Esistono molteplici modi per far fiorire i propri talenti, spesso ci vengono rivelati in modo casuale, inaspettato e inverosimile e così era accaduto a me.
Avevo iniziato a fare l’attore in modo serio intorno ai 30 anni e ora ne avevo 43, all’attivo avevo solo qualche piccolo ruolo in film dimenticabili, qualche pubblicità da coprotagonista, qualche cortometraggio che non aveva visto nessuno e poco altro.
E poi un giorno, una domenica alle ore undici, alla messa delle undici, accadde.
Una donna dall’aspetto tutt’altro che piacevole, sguardo arcigno e capelli tinti di un arancione albicocca, mi guarda e mi chiede: “Lei sa leggere?”
Davanti a domande che non ci aspettiamo, ci sono due tipi di reazioni che ci vengono naturali: la prima è recepire quella domanda come se fosse in una lingua sconosciuta, non possiamo far altro che dire “non ho capito”, ma dentro di noi ci chiediamo: “Ma ho sentito bene? Mi ha fatto veramente quella domanda?”, “Ma che domanda è???”; la seconda reazione è rispondere nel modo più naturale possibile, per quanto i nostri neuroni siano in grado di fare.
Sarebbe stato identico se mi avessero domandato “Lei è vivo?”, “Lei è mai nato?”, “Lei respira?” o domande idiote di questo genere.
“Si, so leggere” le rispondo con una espressione di compatimento verso questa vecchia demente, mentre penso “avendo finito le scuole elementari…”, mi risponde “allora dovrebbe fare la seconda lettura” e mi consegna il foglietto della messa domenicale.
Così inizio a leggere, visto che so leggere e inizio a ripetere a memoria quanto c’è scritto sopra, sono circa sette righe di testo.
Dalla lettera di San Giacomo apostolo….
La comprensione del testo, mi avevano spiegato ai corsi di recitazione, è la base per poter dire bene qualsiasi testo, sia esso un monologo nato da parti intime o le riflessioni di un figlio nobile a cui è stato appena trucidato il padre dallo zio.
Così cerco di capire questo Giacomo cosa voleva dire.
Tra le varie parole mi colpisce questo: “non lasciarsi contaminare dal mondo, visitare gli orfani e le vedove”, parole belle, pregne di significato, come non ne sentivo da tempo.
Cosa vuol dire “non lasciarsi contaminare dal mondo”? Forzatamente devo dare una mia interpretazione, forse implica il fatto di non lasciare che ciò che siamo veramente, nel nostro profondo, venga intaccato dalla superficialità del mondo in cui viviamo, che la nostra libertà di scegliere, di essere, il famoso libero arbitrio di cui siamo portatori, non venga mai messo in discussione. Deve essere questo. E poi… Cosa ne so io di orfani e vedove?

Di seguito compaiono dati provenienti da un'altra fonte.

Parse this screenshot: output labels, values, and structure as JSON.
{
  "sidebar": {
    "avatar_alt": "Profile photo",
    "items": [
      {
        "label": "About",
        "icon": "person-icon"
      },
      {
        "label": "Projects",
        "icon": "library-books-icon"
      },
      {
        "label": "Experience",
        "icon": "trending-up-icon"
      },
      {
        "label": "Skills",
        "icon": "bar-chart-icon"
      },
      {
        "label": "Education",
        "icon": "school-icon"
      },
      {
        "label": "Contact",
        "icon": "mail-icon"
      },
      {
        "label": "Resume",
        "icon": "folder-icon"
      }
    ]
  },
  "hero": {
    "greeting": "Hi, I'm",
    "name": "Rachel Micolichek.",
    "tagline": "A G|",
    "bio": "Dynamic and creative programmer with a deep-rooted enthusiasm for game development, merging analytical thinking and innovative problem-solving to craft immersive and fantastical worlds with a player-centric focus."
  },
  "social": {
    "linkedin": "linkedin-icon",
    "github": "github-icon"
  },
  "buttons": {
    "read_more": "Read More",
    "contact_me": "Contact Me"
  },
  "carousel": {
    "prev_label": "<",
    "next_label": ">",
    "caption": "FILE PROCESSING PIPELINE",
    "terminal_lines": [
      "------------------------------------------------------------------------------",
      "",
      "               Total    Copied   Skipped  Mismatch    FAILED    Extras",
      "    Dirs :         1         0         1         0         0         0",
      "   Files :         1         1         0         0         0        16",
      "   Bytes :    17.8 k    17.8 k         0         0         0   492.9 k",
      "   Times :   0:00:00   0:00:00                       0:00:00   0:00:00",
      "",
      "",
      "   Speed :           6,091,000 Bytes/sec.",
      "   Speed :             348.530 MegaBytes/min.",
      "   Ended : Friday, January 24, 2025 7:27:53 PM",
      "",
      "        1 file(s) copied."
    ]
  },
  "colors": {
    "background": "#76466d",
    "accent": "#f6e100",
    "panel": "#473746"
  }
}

Allora di vedove ne ho frequentate ben poche, ma so benissimo cosa comporti l’essere orfani, uno stato in cui prima o poi ci ritroviamo tutti, tardi se siamo fortunati.

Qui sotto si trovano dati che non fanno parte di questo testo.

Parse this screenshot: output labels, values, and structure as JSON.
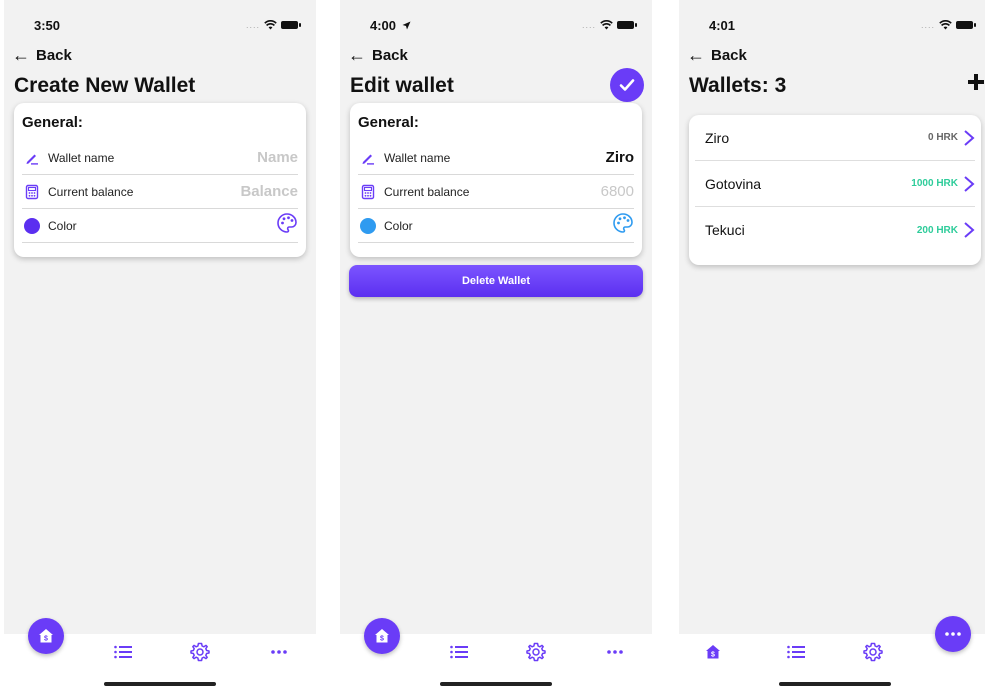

Naturalmente la sfortuna è altra, quella classica dei periodi di guerra, padri che piangono i loro figli, la tragedia più grande e innaturale, mentre lo stato di orfanezza, anche se lo rifiutiamo è la naturale conseguenza della lenta andatura della vita dei più tra noi.
Tutti gli orfani hanno in comune una desolazione, una mancanza che non sono in grado di condividere, perché credono sia riservata solo a loro, non assimilabile ad altri, invece sono condizioni private molto simili, molto comuni e molto vicine. Ma siamo troppo stupidi per rendercene conto e per parlarne.
La mancanza di un padre e di una madre ti toglie qualsiasi riferimento e nel caso sia tu ad essere padre o madre ti carica di altre responsabilità, diventi tu l’anello terminale di questa catena dove niente ti può essere perdonato.
Credo di aver capito di cosa parli, così mi avvicino all’altare e lì parte un’altra, seconda, difficoltà, ma meglio fare un passo indietro.
Le chiese sono luoghi che mi hanno sempre affascinato, sia quelle classiche che quelle moderne e questo prescinde dall’essere credente o meno, aspetto che ho poco chiaro ancor oggi.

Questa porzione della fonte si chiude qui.